After getting a pitcher of acqua con gas (sparkling water) that they seem to make themselves (meaning that they impart the CO2 to the water, not that they have tanks of hydrogen and oxygen in the back and somehow fuse them together to make water), we order a bottle of barolo and trust that the fact that no menu is offered means that food will be coming automatically. Mmmmm auto-pilot…

After the wine is opened and we approve, we are served two trifectas of antipasti comprised of (among other things) salad, carpaccio, fried egg with picked something, and polenta squares (we think). As if this weren’t enough to appetize us, there is a basket of bread and breadsticks to keep us company. At some point in the dinner, possibly the point at which over half of the bottle of wine is gone, my hand falls haphazardly near the breadsticks and decapitates the lot of them in one fell swoop, their heads tumbling to the ground to join their long since fallen comrades: opps-my-meatball and may-I-have-another-fork-please.

The antipasti are followed by two primi, both pasta dishes. The first is a wedge-shaped tortellini stuffed with veal and herbs, accompanied by no sauce, just a little parmesan. The second is a taglietelli with a bolognese sauce. Both the pastas are freshly made and excellent. Everything is served family style, where the family actually brings the casserole dish full of the pasta to your table and continues scooping until you say “when”. The two antipasti were a clue as to how things operate here, so we knew not to accept too much pasta. More was definitely coming.

The main courses (secondi) showed up “family style” again. First, a roast of sorts. Slices beef covered in a sauce accompanied by creamy polenta. The second secondi was rabbit wrapped in prosciutto (also in a sauce) with carrots on the side. We hadn’t had much vegetables at this point in the trip (or so it felt), so I asked for a couple extra spoonfuls. Honestly, both of the meats were actually a bit of a let-down, especially when compared to everything else thus far. Their texture was a bit tough and dry as though overcooked. On the other hand, both of the accompanying dishes were fantastic. The polenta was very creamy but not entirely smooth, offering a bit of texture to avoid being tactilely bland. The carrots, I felt, were the best I’d ever eaten. Despite having been cooked long enough to make them soft, they somehow have managed to retain their raw carroty flavor. I almost ask them to bring more of them, but dessert will be coming shortly and I must save what precious little room remains. Somewhere in the middle of this course, Nancy posits that perhaps we are not supposed to finish each course. I shrug off the suggestion, and I believe that it is at this point where I execute the breadsticks with ninja-like precision. I am clearly an ambassador of my country.

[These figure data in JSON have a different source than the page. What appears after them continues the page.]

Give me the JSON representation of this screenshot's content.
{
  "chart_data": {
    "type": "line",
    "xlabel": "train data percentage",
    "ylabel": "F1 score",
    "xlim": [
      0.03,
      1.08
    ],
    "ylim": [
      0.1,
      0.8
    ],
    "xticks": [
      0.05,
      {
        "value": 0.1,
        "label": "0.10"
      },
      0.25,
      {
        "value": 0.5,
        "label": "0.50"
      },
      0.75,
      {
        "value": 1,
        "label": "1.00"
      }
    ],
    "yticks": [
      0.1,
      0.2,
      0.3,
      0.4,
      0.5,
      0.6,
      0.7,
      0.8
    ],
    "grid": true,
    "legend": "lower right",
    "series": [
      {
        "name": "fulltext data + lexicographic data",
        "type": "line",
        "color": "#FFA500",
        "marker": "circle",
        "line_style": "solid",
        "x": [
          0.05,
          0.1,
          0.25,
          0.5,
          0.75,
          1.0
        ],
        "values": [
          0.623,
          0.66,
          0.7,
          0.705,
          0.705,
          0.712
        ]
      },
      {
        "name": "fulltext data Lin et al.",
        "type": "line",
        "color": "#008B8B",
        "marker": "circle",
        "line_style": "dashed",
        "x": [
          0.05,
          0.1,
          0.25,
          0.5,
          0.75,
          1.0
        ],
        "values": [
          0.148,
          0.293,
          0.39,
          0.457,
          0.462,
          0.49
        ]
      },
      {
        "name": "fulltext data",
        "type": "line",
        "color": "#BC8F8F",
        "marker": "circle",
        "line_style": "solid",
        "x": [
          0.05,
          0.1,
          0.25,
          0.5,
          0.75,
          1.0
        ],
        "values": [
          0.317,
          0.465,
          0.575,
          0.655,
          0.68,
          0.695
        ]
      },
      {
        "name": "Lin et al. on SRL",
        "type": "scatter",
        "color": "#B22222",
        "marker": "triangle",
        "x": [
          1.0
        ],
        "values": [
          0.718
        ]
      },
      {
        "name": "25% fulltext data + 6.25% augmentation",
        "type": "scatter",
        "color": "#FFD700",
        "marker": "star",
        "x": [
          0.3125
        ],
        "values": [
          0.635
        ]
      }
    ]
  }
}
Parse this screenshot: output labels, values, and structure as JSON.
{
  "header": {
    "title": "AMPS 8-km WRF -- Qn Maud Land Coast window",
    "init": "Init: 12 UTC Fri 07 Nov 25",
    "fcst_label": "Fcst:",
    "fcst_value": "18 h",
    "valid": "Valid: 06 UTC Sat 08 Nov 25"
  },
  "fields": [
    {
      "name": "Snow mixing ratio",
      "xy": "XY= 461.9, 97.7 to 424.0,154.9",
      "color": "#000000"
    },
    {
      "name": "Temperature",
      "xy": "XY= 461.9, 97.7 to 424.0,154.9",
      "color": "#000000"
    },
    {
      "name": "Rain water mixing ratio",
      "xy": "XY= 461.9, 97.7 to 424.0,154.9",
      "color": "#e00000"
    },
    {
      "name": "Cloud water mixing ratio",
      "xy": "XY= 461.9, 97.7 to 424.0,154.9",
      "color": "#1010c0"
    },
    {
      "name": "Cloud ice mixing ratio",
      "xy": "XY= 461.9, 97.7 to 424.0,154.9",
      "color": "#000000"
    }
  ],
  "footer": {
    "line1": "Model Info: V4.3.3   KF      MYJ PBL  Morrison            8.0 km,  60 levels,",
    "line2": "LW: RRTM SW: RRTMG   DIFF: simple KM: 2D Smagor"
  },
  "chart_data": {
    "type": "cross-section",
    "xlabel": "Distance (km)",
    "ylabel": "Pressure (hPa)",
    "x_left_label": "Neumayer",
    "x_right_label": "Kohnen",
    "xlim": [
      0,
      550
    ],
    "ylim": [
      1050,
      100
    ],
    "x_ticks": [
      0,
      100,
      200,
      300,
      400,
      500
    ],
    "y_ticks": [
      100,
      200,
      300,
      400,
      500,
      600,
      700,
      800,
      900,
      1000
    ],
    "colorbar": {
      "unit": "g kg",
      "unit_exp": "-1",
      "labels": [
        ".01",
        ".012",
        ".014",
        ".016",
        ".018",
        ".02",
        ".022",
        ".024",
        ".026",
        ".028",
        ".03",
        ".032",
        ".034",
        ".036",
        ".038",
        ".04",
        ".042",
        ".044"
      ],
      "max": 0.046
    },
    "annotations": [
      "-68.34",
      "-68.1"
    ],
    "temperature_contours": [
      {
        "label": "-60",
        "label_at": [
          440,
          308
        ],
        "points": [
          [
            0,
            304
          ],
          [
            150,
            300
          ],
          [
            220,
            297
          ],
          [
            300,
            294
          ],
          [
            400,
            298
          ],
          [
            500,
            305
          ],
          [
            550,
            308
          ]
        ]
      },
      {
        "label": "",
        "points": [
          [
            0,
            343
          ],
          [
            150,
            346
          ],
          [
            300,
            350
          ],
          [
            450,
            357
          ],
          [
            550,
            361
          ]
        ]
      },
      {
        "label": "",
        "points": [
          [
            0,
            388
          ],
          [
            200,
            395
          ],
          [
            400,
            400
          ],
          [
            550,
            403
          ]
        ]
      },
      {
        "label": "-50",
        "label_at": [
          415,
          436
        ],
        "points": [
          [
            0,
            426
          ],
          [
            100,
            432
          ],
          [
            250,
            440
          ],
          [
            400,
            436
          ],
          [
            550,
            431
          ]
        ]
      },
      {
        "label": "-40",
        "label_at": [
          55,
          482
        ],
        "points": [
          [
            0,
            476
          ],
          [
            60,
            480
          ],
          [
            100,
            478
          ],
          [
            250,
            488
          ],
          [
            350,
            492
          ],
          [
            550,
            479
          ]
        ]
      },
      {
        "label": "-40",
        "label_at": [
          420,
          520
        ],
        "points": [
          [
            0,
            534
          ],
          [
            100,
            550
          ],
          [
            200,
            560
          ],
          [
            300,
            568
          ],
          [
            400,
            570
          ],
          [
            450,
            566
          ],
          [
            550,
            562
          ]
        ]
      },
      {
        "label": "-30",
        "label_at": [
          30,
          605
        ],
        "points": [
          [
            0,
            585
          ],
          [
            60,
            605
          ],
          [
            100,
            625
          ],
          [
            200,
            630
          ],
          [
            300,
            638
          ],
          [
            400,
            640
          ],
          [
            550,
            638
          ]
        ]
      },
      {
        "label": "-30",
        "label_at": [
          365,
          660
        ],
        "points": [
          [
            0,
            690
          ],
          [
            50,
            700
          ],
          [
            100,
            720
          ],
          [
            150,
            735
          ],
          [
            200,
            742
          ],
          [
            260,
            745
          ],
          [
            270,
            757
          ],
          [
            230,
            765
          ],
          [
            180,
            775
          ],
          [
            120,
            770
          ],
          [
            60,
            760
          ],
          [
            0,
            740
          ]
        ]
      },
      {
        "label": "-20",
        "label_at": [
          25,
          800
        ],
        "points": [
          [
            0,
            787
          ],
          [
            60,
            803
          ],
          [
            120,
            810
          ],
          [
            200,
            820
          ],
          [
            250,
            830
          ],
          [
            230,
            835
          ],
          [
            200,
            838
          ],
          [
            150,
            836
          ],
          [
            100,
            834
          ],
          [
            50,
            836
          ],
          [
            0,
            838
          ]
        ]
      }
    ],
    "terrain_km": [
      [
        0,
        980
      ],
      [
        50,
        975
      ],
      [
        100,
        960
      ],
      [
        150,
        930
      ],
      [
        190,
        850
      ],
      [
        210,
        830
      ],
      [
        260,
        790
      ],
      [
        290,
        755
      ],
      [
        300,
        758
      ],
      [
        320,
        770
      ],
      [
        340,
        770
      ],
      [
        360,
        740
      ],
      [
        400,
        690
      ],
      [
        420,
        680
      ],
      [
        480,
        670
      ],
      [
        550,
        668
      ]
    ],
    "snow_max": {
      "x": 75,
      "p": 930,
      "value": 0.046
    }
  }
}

After clearing the table, dessert is brought out. We have the foresight to request only one dessert to share, since we are both so full already. However, they still get the better of us. I’m not exactly sure how to say “dessert sampler” in Italian, but if I had to guess, I’d say it was “dolce miste”. The dessert is actually 6 desserts in one! Comprised of pannecotta, pear cake, hazelnut torte with some sort of eggy sauce, two other bits of something and in the middle… chocolate “salumi”. In the taste test, I believe that the pear cake came out on top for me.

After paying the bill, our wine bottle is adorned with a funnel, and the wine is poured from the decanter back into the bottle. We are not given a brown paper bag for it. Cheapskates! Stuffed, we roll ourselves back to the car and follow the GPS religiously back to the castle. It seems to not favor the cross-vineyard route for the return trip.

We get back and try to catch up on our blogging, but it’s 5 days into the trip now and I’m already a third of the way through my moleskine. Catching up while not miserably stuffed and mildly intoxicated would be difficult. In my current condition, I defer to Nancy. And finish the rest of the wine. Everyone in the castle has gone to sleep, and Nancy wants some tea to help her stomach. Pressed to find hot water, I spy the espresso machine behind the bar. I turn the only knob that logically won’t produce a caffeinated beverage or steam and…. yay! I didn’t break it… and I have a glass of hot water. I’m a hero. A drunken hero.